On annonce un travail spécifique sur les instruments: soit. Donc un clavecin omniprésent, pas toujours très bien équilibré dans la prise de son (mais il fallait « sonner opéra »); donc aussi un théorbe (plutôt que luth ? étrange là encore quand on sait que les cours germaniques avaient gardé la passion de l’instrument des rois jusque tard dans le XVIIIè, a contrario de la France immédiatement passionnée par le clavecin).
Sonorité étroite, verbe atténué, discours plus dansant qu’enivré et vertigineux… la réalisation reste souvent anecdotique, un exercice scolaire qui certes apporte un éclairage inédit sur un premier état vers la Missa assoluta de 1748. Le Domine Deus (soprano, ténor et flûte obligée) pose problème: parler à son propos de style lombard est une volonté distinctive mais qui dans la réalisation s’avère bien maniérée (flûte et voix bien peu fusionnées et c’est là encore une option délibérée de la prise de son: voix réverbérées et lointaines, instrument trop proche et peu résonnant)…

Mais heureusement il y a des passages nettement plus habités, porteurs de mystère, de ce trouble spirituel qui sont au coeur de la Messe en si: le Gratias agimus tibi, choralement plus abouti; l’admirable Qui sedes ad dextram vocalement impeccable de Carlos Mena: précision, droiture d’un timbre assuré, idéal vecteur d’une croyance absente à tout doute. Saluons dans le Quoniam, la performance du corniste Olivier Picon qui « ose » assurer sa partie sans clés ni sons bouchés mais crânement en corrections labiales exclusives: une prouesse qui elle de facto, rétablit aux côtés des deux bassons omniprésents, la place de la virtuosité instrumentale dans la Missa. La conclusion (Cum Sancto Spiritu) est portée sur un rythme vivace d’autant plus profitable que l’audition a préalablement regretté les égarements antérieurs: le choeur y est magistral de précision et de justesse, fervents défenseurs d’un contrepoint lumineux, enfin porté vers une élévation irrésistible: quelle gloire finale ! Il était temps.

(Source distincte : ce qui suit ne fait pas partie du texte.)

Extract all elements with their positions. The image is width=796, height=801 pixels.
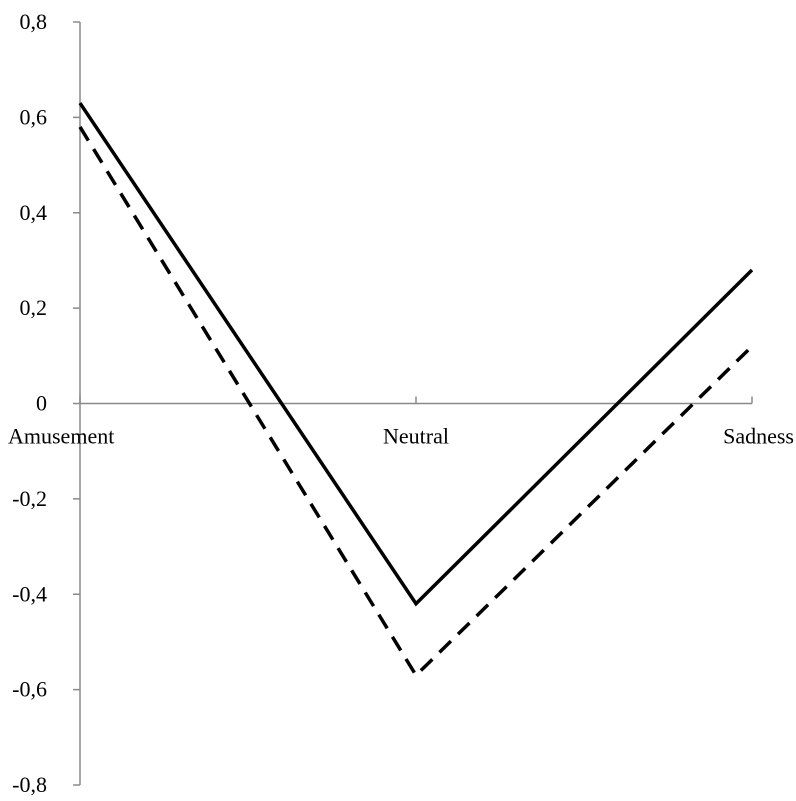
y-tick-label: -0,2 [12,486,47,511]
y-tick-label: -0,4 [12,581,47,606]
y-tick-label: 0,2 [20,295,48,320]
x-category-label: Amusement [8,424,114,449]
y-tick-label: 0 [36,391,47,416]
y-tick-label: 0,4 [20,200,48,225]
y-axis: 0,8 0,6 0,4 0,2 0 -0,2 -0,4 -0,6 -0,8 [12,9,81,797]
x-category-label: Sadness [723,424,794,449]
y-tick-label: 0,8 [20,9,48,34]
series-line-solid [78,102,754,607]
y-tick-label: -0,6 [12,677,47,702]
x-category-label: Neutral [383,424,449,449]
x-axis: Amusement Neutral Sadness [8,396,794,449]
y-tick-label: 0,6 [20,104,48,129]
series-line-dashed [78,125,754,679]
y-tick-label: -0,8 [12,772,47,797]
series-lines [78,102,754,679]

Exercice documentaire, éclairage inédit sur la genèse de la Missa de Bach, l’album tient évidemment ses promesses. Dire qu’il s’agit aussi d’un témoignage spirituel de première valeur, de surcroît dans une option chorale aujourd’hui dépassée, reste excessif. La mise en place, le travail des timbres, la brillance du propos imposent ce Bach inédit comme un… document. Pour autant, la ferveur de Bach y a-t-elle gagné une réalisation trouble et fascinante, porteuse de sens et réellement convaincante?

Johann Sebastian Bach: Missa 1733. Pygmalion. 1 cd Alpha 188. Durée: 57mn.